5 Apr 2008 by Zoe Isaacs
Tags: My Experience with Orphans
A trip to Rwanda last April turned out to be a life changing experience for me. A journey through this beautiful, but often overlooked country is indeed humbling.
A trip to Rwanda last April turned out to be a life changing experience for me. A journey through this beautiful, but often overlooked country is indeed humbling. Driving or walking on a dusty red road past green hills of rich soil, men and women smile as they walk past, barefoot, carrying firewood, children, and rarely, food. These smiles can be deceiving, for just past them is despair.
After meeting hundreds of children in a small town called Rwinkwavu, I was inspired. While their bellies were distended, and their clothes ragged, they had hope for a better future. Though orphaned by genocide ten years past, the children of Rwinkwavu find happiness once a day, at dusk, on dusty soccer field overridden with cattle. Just before sundown each day, when their work subsistence farming or mining is done, thousands of children crowd onto two soccer fields to play a game that has turned into more than just soccer. Once divided by race and tribe, these children see no difference in one another. Perhaps some have had more to eat than others, and perhaps one boy has a home, while his friend seeks shelter each night. Many of these children are orphaned by HIV/AIDS, and many of them have HIV/AIDS themselves. On the soccer field, these differences dissolve, and once a day, these children are just children.

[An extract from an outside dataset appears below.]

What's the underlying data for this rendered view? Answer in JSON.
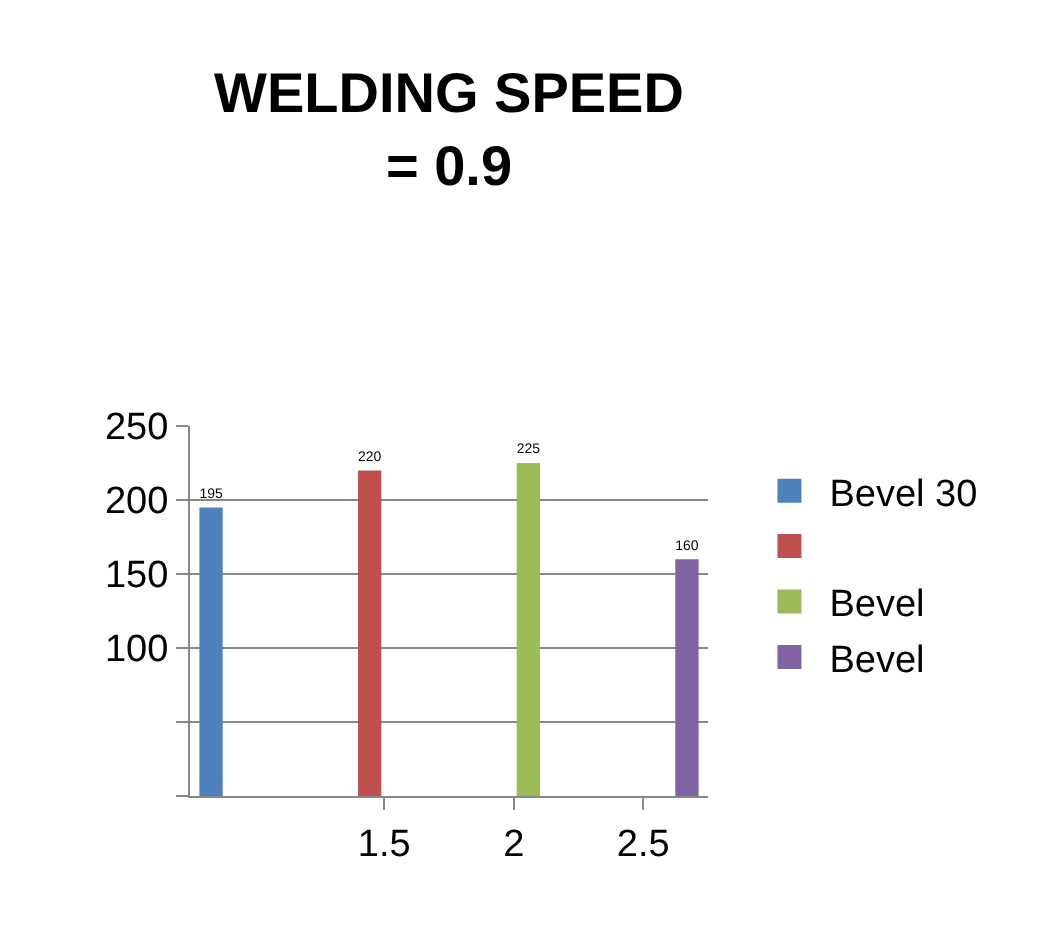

What does this look like? An abandoned soccer field lies decaying as herds of cows roam aimlessly through it. Then, just before sunset, hundreds of children run to the field, stampeding down the dusty road, to do the one thing that they can look forward to each day, play soccer.
It is difficult to understand what it means to be homeless. Hunger is often an idea that is hard to grasp, and joy is a fundamental element that we Americans take for granted. In the most overcrowded nation in Africa, these ideas are not abstract, but instead are realities for the nearly 8.2 million inhabitants of Rwanda. Yet there exists possibility, even among shacks and shanties riddled with disease and starvation. We, as citizens of the western world, have the resources to help. We cannot afford to sit by and watch as problems of poverty and disease escalate. We must change our course. It is not an option; it is a necessity and an obligation.